A Brooklyn pastor who gained notoriety earlier this year, after he was robbed of more than $1 million in jewelry mid-sermon, was arrested Monday on fraud and extortion charges.

Lamor Whitehead, the 45-year-old clergyman and longtime friend of Mayor Eric Adams, is accused in a federal indictment of swindling one of his parishioners out of $90,000 in retirement savings.

In a separate scheme, Whitehead allegedly used threats of force to obtain $5,000 from a Bronx businessman. He later promised the same man he could “obtain favorable actions by the New York City government” if the man gave him $500,000 and a stake in certain real estate transactions, despite knowing “he had no ability to obtain such actions,” the indictment states.
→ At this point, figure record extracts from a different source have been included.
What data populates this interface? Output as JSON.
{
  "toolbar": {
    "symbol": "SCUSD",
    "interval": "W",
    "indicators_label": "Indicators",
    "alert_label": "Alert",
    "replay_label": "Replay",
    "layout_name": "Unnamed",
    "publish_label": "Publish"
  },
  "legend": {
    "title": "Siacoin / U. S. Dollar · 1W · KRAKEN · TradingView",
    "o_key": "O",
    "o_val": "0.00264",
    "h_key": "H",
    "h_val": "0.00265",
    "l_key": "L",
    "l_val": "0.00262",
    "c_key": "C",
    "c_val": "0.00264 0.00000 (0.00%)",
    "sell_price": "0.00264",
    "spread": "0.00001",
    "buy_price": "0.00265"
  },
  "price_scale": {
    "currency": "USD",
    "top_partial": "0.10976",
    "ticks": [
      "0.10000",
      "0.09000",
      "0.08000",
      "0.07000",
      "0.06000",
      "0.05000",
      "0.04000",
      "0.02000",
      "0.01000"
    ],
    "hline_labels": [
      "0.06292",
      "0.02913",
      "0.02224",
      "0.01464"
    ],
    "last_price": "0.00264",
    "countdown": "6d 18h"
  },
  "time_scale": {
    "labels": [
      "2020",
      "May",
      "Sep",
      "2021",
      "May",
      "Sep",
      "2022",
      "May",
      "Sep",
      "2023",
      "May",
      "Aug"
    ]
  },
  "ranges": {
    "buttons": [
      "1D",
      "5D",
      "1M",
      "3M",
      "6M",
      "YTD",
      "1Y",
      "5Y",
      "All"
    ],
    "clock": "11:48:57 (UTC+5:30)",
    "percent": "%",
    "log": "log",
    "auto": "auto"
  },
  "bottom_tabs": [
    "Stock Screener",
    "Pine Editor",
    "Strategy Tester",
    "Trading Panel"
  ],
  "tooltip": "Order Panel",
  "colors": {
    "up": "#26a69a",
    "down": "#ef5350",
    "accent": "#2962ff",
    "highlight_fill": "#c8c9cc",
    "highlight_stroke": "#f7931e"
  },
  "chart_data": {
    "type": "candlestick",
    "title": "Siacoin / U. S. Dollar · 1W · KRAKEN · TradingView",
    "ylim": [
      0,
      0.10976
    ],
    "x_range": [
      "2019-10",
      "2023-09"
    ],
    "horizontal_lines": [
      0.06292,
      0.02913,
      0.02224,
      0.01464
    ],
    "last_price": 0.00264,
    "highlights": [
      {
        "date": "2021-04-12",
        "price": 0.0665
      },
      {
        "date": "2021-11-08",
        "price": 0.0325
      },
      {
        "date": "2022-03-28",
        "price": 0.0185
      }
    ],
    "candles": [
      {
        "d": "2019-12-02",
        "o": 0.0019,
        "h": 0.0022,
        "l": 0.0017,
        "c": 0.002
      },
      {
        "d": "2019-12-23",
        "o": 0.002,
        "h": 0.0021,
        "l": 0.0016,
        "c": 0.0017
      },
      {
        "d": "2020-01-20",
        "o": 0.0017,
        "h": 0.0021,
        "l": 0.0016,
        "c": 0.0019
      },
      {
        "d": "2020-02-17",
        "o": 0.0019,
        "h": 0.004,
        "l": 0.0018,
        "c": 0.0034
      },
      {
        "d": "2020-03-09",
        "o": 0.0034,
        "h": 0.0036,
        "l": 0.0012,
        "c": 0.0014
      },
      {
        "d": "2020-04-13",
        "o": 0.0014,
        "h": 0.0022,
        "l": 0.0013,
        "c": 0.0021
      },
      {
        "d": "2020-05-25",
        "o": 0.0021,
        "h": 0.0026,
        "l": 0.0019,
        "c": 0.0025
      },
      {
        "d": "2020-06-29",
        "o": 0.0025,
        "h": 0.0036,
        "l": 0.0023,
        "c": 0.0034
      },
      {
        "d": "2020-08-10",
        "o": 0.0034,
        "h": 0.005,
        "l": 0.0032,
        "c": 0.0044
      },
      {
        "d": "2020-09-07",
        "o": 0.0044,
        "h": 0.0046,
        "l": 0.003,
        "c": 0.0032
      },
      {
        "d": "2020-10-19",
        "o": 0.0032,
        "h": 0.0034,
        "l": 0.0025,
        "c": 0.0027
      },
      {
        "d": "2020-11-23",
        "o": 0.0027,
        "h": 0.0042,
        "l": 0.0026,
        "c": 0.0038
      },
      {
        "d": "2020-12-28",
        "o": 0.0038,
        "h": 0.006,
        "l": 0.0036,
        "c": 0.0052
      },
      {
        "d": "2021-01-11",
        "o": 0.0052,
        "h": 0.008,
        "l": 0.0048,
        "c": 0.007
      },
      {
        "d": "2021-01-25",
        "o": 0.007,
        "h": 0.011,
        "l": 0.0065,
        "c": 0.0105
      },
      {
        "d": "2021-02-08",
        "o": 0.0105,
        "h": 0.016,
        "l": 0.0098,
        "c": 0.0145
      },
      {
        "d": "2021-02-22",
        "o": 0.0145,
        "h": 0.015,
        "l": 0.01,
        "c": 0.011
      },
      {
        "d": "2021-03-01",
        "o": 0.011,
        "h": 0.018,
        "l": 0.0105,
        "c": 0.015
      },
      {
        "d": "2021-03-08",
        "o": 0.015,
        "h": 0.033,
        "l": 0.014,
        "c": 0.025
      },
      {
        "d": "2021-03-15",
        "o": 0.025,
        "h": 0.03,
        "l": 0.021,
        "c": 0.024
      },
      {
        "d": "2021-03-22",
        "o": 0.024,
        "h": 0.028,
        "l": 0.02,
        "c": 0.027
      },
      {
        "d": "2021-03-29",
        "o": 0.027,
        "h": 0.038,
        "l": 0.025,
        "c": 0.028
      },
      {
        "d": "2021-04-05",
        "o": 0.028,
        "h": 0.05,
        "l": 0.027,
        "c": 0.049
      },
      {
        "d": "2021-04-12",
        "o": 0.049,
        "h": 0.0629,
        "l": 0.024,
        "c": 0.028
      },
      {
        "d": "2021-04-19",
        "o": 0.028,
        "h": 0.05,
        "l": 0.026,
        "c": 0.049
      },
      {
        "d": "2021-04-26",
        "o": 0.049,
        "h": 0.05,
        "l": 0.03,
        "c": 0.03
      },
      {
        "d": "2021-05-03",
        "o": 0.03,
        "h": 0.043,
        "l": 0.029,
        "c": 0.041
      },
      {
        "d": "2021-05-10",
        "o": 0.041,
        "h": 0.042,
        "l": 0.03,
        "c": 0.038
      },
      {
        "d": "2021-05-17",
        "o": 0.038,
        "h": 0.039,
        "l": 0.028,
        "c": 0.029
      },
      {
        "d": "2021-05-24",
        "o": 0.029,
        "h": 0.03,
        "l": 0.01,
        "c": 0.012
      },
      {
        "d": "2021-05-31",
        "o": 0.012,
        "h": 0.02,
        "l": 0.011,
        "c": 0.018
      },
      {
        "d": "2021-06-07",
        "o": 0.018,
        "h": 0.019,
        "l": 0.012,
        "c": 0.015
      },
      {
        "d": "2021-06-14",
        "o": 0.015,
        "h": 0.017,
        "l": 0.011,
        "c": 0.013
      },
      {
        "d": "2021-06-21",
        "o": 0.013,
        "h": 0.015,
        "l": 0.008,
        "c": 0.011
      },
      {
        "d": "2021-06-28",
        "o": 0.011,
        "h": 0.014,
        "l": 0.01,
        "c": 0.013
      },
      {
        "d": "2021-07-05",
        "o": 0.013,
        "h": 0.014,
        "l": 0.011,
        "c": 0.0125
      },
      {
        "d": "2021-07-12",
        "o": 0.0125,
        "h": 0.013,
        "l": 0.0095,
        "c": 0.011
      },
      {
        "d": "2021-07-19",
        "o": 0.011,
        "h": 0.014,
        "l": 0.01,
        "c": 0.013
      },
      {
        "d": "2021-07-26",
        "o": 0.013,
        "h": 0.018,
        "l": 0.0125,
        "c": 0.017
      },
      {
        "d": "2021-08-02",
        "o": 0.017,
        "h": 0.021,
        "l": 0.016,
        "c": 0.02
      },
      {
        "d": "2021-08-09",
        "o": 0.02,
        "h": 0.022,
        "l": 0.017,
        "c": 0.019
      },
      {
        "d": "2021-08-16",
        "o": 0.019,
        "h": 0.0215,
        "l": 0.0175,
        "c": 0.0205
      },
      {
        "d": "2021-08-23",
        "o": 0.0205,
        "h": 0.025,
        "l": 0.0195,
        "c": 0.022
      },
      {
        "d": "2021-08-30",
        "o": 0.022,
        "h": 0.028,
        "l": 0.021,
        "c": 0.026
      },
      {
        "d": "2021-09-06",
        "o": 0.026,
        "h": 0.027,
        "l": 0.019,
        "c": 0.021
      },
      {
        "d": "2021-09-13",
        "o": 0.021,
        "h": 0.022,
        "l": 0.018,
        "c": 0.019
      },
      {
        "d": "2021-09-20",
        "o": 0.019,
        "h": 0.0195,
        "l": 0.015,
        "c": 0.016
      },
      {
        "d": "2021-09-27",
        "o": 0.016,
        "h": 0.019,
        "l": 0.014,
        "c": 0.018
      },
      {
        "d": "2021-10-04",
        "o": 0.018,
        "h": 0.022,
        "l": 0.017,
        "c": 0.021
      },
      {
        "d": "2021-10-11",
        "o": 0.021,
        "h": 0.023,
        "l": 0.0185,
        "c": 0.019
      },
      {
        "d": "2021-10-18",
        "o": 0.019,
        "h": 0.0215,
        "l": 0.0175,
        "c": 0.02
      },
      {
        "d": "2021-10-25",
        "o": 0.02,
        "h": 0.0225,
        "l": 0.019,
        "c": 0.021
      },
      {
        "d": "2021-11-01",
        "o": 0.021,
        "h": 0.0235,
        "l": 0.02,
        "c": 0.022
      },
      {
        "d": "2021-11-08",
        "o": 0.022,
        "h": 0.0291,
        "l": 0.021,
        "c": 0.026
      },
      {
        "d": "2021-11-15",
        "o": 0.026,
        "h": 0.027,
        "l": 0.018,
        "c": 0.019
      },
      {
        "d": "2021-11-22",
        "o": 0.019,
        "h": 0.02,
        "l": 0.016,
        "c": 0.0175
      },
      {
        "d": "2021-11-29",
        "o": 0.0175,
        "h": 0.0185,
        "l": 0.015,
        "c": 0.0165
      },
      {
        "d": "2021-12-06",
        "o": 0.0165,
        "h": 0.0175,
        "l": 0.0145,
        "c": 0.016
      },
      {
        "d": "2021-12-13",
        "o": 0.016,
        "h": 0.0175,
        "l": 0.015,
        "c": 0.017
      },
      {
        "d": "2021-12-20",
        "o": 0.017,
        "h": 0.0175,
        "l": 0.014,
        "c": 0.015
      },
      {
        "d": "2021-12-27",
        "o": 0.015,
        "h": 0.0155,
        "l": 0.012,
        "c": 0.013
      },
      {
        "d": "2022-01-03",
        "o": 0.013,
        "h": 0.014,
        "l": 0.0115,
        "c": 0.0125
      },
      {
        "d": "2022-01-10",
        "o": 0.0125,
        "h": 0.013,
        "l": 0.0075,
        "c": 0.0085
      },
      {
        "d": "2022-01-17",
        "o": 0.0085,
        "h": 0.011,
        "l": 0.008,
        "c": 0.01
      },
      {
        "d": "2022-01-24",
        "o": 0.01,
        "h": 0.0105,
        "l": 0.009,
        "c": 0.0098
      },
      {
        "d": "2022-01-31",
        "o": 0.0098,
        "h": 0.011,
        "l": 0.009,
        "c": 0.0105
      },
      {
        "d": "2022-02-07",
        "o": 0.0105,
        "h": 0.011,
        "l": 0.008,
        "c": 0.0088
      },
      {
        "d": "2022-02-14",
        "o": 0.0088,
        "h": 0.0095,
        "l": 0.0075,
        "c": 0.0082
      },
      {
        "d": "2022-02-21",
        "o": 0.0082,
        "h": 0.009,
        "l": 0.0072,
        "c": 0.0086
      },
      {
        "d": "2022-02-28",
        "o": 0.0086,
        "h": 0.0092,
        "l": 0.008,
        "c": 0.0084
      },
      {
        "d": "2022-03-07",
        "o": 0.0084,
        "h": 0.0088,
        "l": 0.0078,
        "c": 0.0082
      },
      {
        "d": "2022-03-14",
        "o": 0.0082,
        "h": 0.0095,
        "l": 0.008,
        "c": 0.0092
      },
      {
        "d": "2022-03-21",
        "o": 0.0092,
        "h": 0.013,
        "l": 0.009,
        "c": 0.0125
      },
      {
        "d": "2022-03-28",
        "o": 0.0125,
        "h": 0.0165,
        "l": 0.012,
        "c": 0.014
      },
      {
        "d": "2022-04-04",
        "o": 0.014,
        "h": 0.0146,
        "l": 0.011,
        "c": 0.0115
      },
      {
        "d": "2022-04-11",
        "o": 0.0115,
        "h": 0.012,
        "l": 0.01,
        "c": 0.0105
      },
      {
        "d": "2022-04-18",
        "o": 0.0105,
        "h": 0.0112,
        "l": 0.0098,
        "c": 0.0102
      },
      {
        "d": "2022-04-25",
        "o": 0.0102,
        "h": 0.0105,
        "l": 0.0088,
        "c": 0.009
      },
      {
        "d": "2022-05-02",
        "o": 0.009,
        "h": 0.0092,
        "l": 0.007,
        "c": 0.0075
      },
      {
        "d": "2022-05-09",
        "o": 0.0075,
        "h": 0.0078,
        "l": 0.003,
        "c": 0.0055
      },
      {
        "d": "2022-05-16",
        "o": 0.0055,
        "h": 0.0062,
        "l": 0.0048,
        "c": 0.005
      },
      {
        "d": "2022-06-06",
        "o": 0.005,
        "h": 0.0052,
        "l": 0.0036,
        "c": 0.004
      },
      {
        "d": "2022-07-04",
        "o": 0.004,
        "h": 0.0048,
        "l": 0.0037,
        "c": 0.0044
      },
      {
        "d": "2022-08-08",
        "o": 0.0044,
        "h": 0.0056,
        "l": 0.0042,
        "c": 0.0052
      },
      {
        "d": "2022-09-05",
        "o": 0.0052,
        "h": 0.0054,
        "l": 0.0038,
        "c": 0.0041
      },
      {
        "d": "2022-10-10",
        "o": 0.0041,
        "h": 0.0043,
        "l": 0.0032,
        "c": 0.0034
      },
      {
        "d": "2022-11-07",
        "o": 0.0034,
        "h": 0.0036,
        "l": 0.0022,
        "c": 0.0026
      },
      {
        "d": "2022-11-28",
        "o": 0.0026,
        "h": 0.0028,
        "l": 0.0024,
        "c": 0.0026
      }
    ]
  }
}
“As we allege today, Lamor Whitehead abused the trust placed in him by a parishioner, bullied a businessman for $5,000, then tried to defraud him of far more than that, and lied to federal agents,” U.S. Attorney Damian Williams said in a statement. “His campaign of fraud and deceit stops now.”

An attorney for Whitehead, Dawn Florio, said her client would be "vigorously defending" himself against the allegations." He is being targeted and being turned into a villain from a victim," she said.

In May, Whitehead attempted to negotiate the surrender of the man who allegedly shot up a Q train in Manhattan, an idea he said he brokered with the mayor, according to news reports at the time. The handoff failed, and the man was arrested prior to the surrender.

Two months later, he was robbed at gunpoint of more than $1 million in jewelry – including a $390,000 Cuban link chain and a $75,000 Rolex – while delivering a sermon at the Leaders of Tomorrow International Ministries in Canarsie. The incident drew public scrutiny of Whitehead’s lavish lifestyle, and his yearslong relationship with Adams, who reportedly once described the bishop as “my good friend and good brother.”

In a statement provided by his office on Monday, Adams described the allegations against Whitehead as "troubling" but said he would reserve judgment on the case.

“I’ve spent decades enforcing the law and expect everyone to follow it," the mayor said. "I have also dedicated my life to assisting individuals with troubled pasts. While these allegations are troubling, I will withhold further comment until the process reaches its final conclusion.”

This summer, the mayor maintained his support for Whitehead, even after the news outlet The City reported that one of his parishioners, 56-year-old Pauline Anderson, was suing him, alleging he “fraudulently induced [her] to liquidate her entire life savings to pay him the investment of $90,000, promising to use the funds to purchase and renovate a house for her.” That alleged incident appeared to be at the heart of one of the accusations in the federal indictment.

After failing to follow through on his promise to help her purchase a house, Whitehead told Anderson the funds were being used as a campaign donation for his failed bid to replace Adams as Brooklyn borough president, according to the lawsuit. Those specific details aren’t addressed in the indictment.

Federal prosecutors said Whitehead used the money he’d stolen from a parishioner “to purchase thousands of dollars of luxury goods and clothing.”

“Whitehead never helped [the victim] obtain a home and has not returned [her] money, despite her request that he do so,” the indictment states.

In a recent interview with New York Magazine, speaking from his 9,000-square-foot home in Paramus, New Jersey, Whitehead struck a dismissive tone about the lawsuit, saying he owed the woman nothing. He also maintained that he was being targeted for being “godly and glamorous.” He said he’d been maligned for being a “bling-bling bishop.”

Whitehead faces two counts of wire fraud as well as one count of extortion, each of which carries a maximum sentence of 20 years in prison. He also faces one count of making material false statements, which has a maximum sentence of five years.

This story was updated with a comment from Mayor Eric Adams.